The product designer or developer needs to understand what their key is for, how important it is, what the risk is when the key is reversed, and choose the appropriate technical solution by evaluating the importance of the app.


Therefore, it is recommended to try the security hardening and security components of Ali Poly , wherein the security encryption function of the security component provides the security management and encryption algorithm implementation of the developer key, ensure the security of the key, and realize the security encryption and decryption operation; secure Signature The function realizes the signature processing of the client request and ensures that the client and server communication requests are not forged. Safety Reinforcement increases safety levels and prevents applications from being reversed. So at the same time from the application layer, the running layer, the native layer to provide multi-level comprehensive three-dimensional protection, in addition to security sandbox, white box encryption, the bottom of the reinforcement together to ensure client data security. Attack and defense is a constantly changing evolution, Ali Poly Security Services can update the client module in real-time, through the security vulnerability of Ali Poly Scan to detect whether the application has a key hard coding risk, to ensure that in attack and defense confrontation in the upper hand forever.

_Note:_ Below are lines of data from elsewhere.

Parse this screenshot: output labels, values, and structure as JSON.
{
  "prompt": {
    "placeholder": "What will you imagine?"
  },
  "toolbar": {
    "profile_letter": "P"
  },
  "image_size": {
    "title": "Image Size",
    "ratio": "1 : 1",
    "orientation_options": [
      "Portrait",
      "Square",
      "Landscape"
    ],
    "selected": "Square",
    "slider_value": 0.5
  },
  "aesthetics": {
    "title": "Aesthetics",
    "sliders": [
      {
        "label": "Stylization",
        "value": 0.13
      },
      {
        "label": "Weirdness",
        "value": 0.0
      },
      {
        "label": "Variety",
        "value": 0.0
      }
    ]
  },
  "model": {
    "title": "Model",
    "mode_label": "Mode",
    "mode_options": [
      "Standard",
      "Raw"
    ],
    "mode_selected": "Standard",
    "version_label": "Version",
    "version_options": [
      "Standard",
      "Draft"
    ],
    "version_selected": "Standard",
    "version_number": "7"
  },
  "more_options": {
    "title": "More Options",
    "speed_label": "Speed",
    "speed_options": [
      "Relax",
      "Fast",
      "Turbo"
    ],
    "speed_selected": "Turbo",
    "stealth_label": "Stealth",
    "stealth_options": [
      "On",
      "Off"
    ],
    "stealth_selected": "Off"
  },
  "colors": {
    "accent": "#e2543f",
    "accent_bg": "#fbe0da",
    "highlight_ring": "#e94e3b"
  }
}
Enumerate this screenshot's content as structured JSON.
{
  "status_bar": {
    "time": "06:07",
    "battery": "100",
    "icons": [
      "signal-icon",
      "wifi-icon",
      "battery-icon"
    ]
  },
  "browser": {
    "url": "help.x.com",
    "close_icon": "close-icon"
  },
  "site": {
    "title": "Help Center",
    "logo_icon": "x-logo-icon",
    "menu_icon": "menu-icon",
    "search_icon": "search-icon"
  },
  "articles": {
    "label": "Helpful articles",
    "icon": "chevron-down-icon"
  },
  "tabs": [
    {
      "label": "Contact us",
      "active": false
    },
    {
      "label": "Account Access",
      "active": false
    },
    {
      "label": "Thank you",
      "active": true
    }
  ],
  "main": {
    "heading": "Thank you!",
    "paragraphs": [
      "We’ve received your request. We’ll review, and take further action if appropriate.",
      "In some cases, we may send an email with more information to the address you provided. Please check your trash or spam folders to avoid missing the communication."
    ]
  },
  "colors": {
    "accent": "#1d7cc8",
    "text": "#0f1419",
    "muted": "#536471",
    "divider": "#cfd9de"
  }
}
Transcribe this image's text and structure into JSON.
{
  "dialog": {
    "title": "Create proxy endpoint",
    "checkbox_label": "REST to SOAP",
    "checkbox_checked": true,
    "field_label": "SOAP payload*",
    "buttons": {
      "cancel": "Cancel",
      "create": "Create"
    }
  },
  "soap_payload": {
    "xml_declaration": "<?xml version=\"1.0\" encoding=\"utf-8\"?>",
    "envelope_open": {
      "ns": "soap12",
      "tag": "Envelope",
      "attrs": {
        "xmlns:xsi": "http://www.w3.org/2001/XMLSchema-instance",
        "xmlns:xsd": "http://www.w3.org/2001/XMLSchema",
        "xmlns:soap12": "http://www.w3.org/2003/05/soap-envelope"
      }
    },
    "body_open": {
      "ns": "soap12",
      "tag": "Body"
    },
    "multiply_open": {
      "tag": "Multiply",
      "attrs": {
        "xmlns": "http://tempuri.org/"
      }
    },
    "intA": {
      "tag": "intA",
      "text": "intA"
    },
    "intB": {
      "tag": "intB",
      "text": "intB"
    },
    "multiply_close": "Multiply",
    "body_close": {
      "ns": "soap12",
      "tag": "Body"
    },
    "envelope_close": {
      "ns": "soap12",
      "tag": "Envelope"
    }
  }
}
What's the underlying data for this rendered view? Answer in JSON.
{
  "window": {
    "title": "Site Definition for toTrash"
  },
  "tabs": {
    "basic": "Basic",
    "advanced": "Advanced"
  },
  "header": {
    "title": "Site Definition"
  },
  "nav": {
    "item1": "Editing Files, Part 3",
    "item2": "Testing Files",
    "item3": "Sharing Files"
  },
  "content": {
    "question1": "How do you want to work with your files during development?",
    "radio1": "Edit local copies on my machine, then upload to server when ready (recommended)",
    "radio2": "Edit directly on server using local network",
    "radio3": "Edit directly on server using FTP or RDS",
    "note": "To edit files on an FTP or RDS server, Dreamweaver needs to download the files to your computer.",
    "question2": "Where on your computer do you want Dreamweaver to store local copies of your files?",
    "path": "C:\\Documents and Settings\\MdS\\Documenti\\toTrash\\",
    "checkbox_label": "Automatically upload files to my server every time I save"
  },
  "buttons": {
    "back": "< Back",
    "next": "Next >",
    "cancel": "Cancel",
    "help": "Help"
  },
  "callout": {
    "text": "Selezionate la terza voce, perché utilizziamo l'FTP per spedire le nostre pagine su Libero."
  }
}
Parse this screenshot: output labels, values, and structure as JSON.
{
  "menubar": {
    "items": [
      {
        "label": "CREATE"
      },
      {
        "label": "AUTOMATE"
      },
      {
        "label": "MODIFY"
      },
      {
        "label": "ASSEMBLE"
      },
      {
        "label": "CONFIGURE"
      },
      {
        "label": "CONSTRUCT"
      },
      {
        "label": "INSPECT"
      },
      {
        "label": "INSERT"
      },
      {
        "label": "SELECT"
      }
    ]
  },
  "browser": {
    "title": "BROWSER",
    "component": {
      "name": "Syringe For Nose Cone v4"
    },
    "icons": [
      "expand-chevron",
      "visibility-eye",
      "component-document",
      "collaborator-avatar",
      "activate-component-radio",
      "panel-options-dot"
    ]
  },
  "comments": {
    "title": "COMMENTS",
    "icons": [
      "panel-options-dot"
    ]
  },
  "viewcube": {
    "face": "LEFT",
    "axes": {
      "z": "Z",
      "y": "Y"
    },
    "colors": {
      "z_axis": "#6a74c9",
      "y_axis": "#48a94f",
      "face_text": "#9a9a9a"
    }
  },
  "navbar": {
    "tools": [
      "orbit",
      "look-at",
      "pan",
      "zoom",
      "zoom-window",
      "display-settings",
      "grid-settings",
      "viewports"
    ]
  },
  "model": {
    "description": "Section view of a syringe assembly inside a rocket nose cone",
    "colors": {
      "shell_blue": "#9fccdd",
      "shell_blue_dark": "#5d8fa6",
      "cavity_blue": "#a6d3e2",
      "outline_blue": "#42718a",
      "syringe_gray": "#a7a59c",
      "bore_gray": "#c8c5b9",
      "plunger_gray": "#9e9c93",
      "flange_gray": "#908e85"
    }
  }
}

Professional things to professional people to do, their main energy to do functional development or business logic, quickly build a reliable product to win the market is the king.


Reference

[1] http://www.wooyun.org/bugs/wooyun-2010-0187287
[2] http://www.wooyun.org/bugs/wooyun-2010-0105766
[3] http://www.wooyun.org/bugs/wooyun-2015-0162907
[4] Http://jaq.alibaba.com/safety?spm=a313e.7837752.1000001.1.zwCPfa

[5] https://www.zhihu.com/question/35136485/answer/84491440


Ishin, stay Fox @ Ali Poly Security, more security technical articles, please visit the Security blog Ali Poly


On the security development of Android key hard-coded

Contact Us

The content source of this page is from Internet, which doesn't represent Alibaba Cloud's opinion; products and services mentioned on that page don't have any relationship with Alibaba Cloud. If the content of the page makes you feel confusing, please write us an email, we will handle the problem within 5 days after receiving your email.

If you find any instances of plagiarism from the community, please send an email to: info-contact@alibabacloud.com and provide relevant evidence. A staff member will contact you within 5 working days.

A Free Trial That Lets You Build Big!

Start building with 50+ products and up to 12 months usage for Elastic Compute Service

  • Sales Support

    1 on 1 presale consultation

  • After-Sales Support

    24/7 Technical Support 6 Free Tickets per Quarter Faster Response

  • Alibaba Cloud offers highly flexible support services tailored to meet your exact needs.